For this year’s show, Josie weaves sincere political discourse into the fancy. The Future is Another Place is about her ongoing attempt to engage with politics, especially left-wing activism, and what this means to her as a comedian. She worries that her new-found political rage has compromised her style as a stand-up, but there’s nothing trite about her anger and it adds an interesting edge to an otherwise optimistic persona. It feels like watching a bright-eyed Richard Scarry character chance across a rusting machine from a forgotten war.

Her time spent investigating Tory policy, she tells us, was a waste of time. “I used to think that the Tories were cunts,” she says, and her research only confirmed her suspicions. “Why are you cutting funding to the libraries? Isn’t that just about children reading?!”
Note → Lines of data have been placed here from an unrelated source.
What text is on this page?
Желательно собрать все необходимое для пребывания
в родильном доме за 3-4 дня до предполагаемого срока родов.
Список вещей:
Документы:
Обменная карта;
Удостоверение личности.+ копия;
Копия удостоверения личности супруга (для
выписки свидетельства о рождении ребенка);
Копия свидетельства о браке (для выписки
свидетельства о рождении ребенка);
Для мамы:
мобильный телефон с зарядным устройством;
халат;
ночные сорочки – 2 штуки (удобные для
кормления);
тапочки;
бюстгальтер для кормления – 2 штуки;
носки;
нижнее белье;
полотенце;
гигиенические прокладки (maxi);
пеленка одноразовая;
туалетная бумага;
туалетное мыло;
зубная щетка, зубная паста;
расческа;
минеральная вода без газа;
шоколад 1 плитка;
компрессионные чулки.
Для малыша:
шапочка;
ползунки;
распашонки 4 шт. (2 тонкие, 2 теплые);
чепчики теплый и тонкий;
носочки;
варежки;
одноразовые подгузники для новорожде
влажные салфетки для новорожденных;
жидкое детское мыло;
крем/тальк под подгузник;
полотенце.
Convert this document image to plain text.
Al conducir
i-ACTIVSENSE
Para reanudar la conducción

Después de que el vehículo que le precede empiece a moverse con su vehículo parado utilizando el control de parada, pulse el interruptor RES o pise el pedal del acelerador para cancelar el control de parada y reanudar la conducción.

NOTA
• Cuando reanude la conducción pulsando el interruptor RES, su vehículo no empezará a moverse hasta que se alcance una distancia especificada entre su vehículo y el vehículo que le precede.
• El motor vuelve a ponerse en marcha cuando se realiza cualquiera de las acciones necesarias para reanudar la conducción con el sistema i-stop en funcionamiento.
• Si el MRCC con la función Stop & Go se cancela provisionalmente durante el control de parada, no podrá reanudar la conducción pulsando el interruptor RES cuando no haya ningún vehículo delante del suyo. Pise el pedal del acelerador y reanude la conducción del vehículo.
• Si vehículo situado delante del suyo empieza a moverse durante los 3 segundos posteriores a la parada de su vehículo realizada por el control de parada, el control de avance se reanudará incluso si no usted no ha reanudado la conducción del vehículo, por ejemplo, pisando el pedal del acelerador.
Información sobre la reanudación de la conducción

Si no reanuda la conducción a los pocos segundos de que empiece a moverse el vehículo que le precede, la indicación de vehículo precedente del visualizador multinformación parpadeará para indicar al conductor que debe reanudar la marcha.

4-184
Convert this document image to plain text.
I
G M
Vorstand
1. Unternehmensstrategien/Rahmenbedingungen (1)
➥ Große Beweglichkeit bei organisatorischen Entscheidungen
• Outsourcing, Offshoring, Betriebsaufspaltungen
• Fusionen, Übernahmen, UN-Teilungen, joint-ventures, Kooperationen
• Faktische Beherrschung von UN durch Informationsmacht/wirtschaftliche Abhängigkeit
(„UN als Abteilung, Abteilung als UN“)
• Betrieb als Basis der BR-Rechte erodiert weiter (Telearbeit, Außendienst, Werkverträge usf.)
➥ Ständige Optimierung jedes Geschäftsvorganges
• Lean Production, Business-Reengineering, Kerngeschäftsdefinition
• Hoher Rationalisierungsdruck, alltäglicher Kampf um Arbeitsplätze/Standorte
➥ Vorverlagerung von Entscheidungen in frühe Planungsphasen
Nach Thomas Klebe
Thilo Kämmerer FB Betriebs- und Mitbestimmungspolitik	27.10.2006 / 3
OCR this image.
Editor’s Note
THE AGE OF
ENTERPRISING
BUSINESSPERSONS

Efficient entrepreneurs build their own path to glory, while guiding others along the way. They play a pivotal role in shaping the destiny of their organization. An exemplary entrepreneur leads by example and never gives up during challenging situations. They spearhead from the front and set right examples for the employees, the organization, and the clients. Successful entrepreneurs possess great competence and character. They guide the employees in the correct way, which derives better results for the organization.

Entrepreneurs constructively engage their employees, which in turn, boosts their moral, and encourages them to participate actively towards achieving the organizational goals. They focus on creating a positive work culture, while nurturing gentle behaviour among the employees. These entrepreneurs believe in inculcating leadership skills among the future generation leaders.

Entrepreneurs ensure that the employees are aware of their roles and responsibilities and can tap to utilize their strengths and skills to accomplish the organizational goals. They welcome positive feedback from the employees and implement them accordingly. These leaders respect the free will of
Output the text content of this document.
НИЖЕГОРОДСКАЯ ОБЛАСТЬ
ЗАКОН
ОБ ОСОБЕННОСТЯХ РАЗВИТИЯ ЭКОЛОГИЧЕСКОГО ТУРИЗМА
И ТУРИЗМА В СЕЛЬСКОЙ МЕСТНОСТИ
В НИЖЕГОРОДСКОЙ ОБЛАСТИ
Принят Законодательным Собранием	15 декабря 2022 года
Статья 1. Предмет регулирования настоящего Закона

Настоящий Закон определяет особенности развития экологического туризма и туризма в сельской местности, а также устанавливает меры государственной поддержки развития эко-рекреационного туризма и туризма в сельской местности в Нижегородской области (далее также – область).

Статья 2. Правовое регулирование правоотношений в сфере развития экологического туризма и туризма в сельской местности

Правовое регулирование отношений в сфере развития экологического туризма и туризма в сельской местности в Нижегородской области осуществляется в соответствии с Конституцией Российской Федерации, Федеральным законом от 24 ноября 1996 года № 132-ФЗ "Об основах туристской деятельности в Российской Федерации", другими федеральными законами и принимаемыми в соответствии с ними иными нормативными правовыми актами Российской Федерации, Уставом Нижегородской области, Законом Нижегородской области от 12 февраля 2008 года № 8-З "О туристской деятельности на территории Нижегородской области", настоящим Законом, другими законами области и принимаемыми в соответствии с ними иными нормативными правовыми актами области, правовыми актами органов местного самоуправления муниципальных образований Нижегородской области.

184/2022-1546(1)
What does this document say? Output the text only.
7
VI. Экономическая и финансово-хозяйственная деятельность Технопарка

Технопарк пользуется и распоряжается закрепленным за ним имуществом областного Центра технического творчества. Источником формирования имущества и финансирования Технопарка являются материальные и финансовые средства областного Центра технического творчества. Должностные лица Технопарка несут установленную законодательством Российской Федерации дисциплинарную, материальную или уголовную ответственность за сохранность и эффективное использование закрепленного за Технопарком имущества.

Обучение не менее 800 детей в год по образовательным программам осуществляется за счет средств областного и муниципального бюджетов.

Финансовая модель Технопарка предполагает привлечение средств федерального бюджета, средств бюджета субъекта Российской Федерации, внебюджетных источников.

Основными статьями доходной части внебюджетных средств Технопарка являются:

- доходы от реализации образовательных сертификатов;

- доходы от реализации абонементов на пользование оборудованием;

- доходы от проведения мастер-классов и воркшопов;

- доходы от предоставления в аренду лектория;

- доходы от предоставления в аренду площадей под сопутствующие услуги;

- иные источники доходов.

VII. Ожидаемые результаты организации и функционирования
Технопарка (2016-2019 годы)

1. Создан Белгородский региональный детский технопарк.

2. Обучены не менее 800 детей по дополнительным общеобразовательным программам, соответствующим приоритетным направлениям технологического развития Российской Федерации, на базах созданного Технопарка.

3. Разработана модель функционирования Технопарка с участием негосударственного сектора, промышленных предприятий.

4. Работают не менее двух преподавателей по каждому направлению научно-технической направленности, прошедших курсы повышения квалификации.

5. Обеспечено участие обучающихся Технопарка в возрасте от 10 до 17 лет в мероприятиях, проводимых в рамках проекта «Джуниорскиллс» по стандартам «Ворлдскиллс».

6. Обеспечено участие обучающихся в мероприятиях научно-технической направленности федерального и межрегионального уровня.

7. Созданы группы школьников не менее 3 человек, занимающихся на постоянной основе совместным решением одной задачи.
She reports on her experiences at UK Uncut protests; on her anger at the coalition government’s ongoing attempts to destroy all that is decent and reasonable (“Don’t take away children’s wheelchairs! That’s like what a Bond villain would do!”); and on her inspiring correspondence with one of the Black Panthers. She fondly quotes a Black Panther press conference: “We say to pigs: Daddy, we will not be held to ransom. The people’s law is lovelier than lovely”.

Perhaps the most memorable segment, however, is not political at all, but a startling account of her near-death motorway accident earlier in the year. The accident involved logs falling from the back of a moving lorry and an off-road skid through an old woman’s greenhouse. That she’s able to wring humour and useful narrative out of such a harrowing personal event is testament to her skills as a performer. When she later notices that her shoes have come off and the police officers aren’t talking to her, she worries that it’s a Sixth Sense-style ghost bluff: “This is classic dead-and-don’t-realise-it”, she says.

Charming, life-affirming and frequently devastating, Josie’s new show is essential Fringe viewing.